Wraquel Spencer Brown, Peer Recovery and Grief and Loss Specialist speaking at the ALL4Knox meeting. Photo by Vivian Shipe

By Vivian Shipe

KNOXVILLE, TN — The Holidays are coming. During the season, tempers flair, in families people fight, shoppers react negatively, crimes increase; adults and children alike are affected by the season. But why?

ACES may be the answer to not only holiday reactions but many other situations arising in the lives of those we interact with.

ACES, also known as Adverse Childhood Experiences was the topic presented by Peer Recovery Grief and Loss Specialist Wraquel Spencer Brown at the third ALL4Knox town hall meeting.

She advised the crowd to begin to look at people through a trauma lens as children and adults are often triggered in their reactions to people or situations by something that happened to them in their past. Brown said there are ten types of known trauma: personal traumas of verbal, physical, sexual , and emotional abuse and neglect and trauma by family members via alcohol and drug abuse, domestic violence, mental illness, and a jailed or absent parent can all play into the actions of a person years later.

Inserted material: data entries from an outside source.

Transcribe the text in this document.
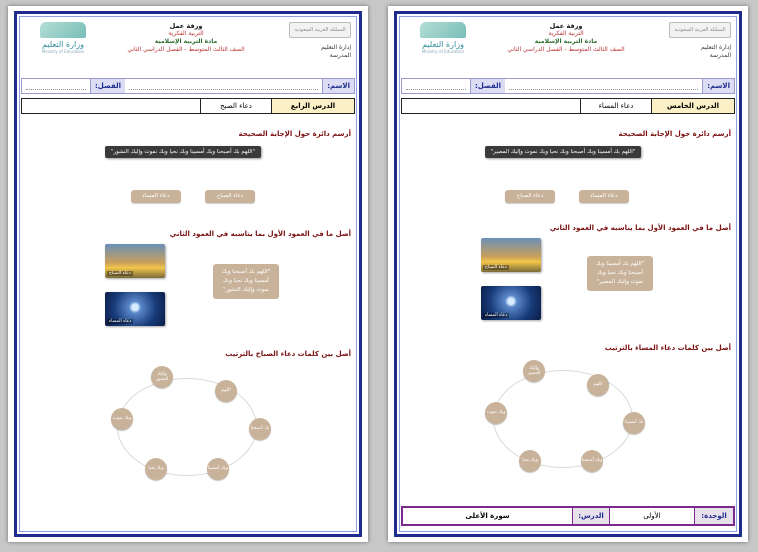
المملكة العربية السعودية
إدارة التعليم
المدرسة
ورقة عمل
التربية الفكرية
مادة التربية الإسلامية
الصف الثالث المتوسط - الفصل الدراسي الثاني
وزارة التعليم
Ministry of Education
الاسم:
الفصل:
الدرس الرابع
دعاء الصبح
أرسم دائرة حول الإجابة الصحيحة
"اللهم بك أصبحنا وبك أمسينا وبك نحيا وبك نموت وإليك النشور"
دعاء المساء	دعاء الصباح
أصل ما في العمود الأول بما يناسبه في العمود الثاني
دعاء الصباح
دعاء المساء
"اللهم بك أصبحنا وبك أمسينا وبك نحيا وبك نموت وإليك النشور"
أصل بين كلمات دعاء الصباح بالترتيب
وإليك النشور
اللهم
بك أصبحنا
وبك أمسينا
وبك نحيا
وبك نموت
المملكة العربية السعودية
إدارة التعليم
المدرسة
ورقة عمل
التربية الفكرية
مادة التربية الإسلامية
الصف الثالث المتوسط - الفصل الدراسي الثاني
وزارة التعليم
Ministry of Education
الاسم:
الفصل:
الدرس الخامس
دعاء المساء
أرسم دائرة حول الإجابة الصحيحة
"اللهم بك أمسينا وبك أصبحنا وبك نحيا وبك نموت وإليك المصير"
دعاء الصباح	دعاء المساء
أصل ما في العمود الأول بما يناسبه في العمود الثاني
دعاء الصباح
دعاء المساء
"اللهم بك أمسينا وبك أصبحنا وبك نحيا وبك نموت وإليك المصير"
أصل بين كلمات دعاء المساء بالترتيب
وإليك المصير
اللهم
بك أمسينا
وبك أصبحنا
وبك نحيا
وبك نموت
الوحدة:
الأولى
الدرس:
سورة الأعلى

Other trauma have surfaced over the last few years such as losing a caregiver, homelessness, moving a lot, recovering from an accident, being bullied, witnessing violence, discrimination, adverse neighborhood, and having been an adopted or foster child.

Many child in school are misdiagnosed or not diagnosed as suffering from ACES. This has led to increases of childhood suicides, unneeded prescriptions for ADHD drugs and a higher likelihood of the children experiencing, sadness, anger, shame, guilt, anxiety, and worry which left unchecked can cause harm to the child and others.

In many instances the person themselves may not even be aware of why they are reacting in a certain way.  As an adult, many don’t recognize these experiences they had as a child can trigger reactions not only verbally; they can also have an on an individuals health, and increase the likelihood of strokes, cancer, heart disease and diabetes according to a study done by Kaiser Permanente and the CDC in Atlanta.

Brown suggested instead of reacting to others by saying “What’s wrong with you!” we begin to see thru a trauma lens and reach out by asking “What happened to you ?” She then discussed some of the alternative ways to deal with ACES , some of which are: mindfulness training, tapping, centering, calming corners, and self awareness,

Good advice for the holiday and for every day.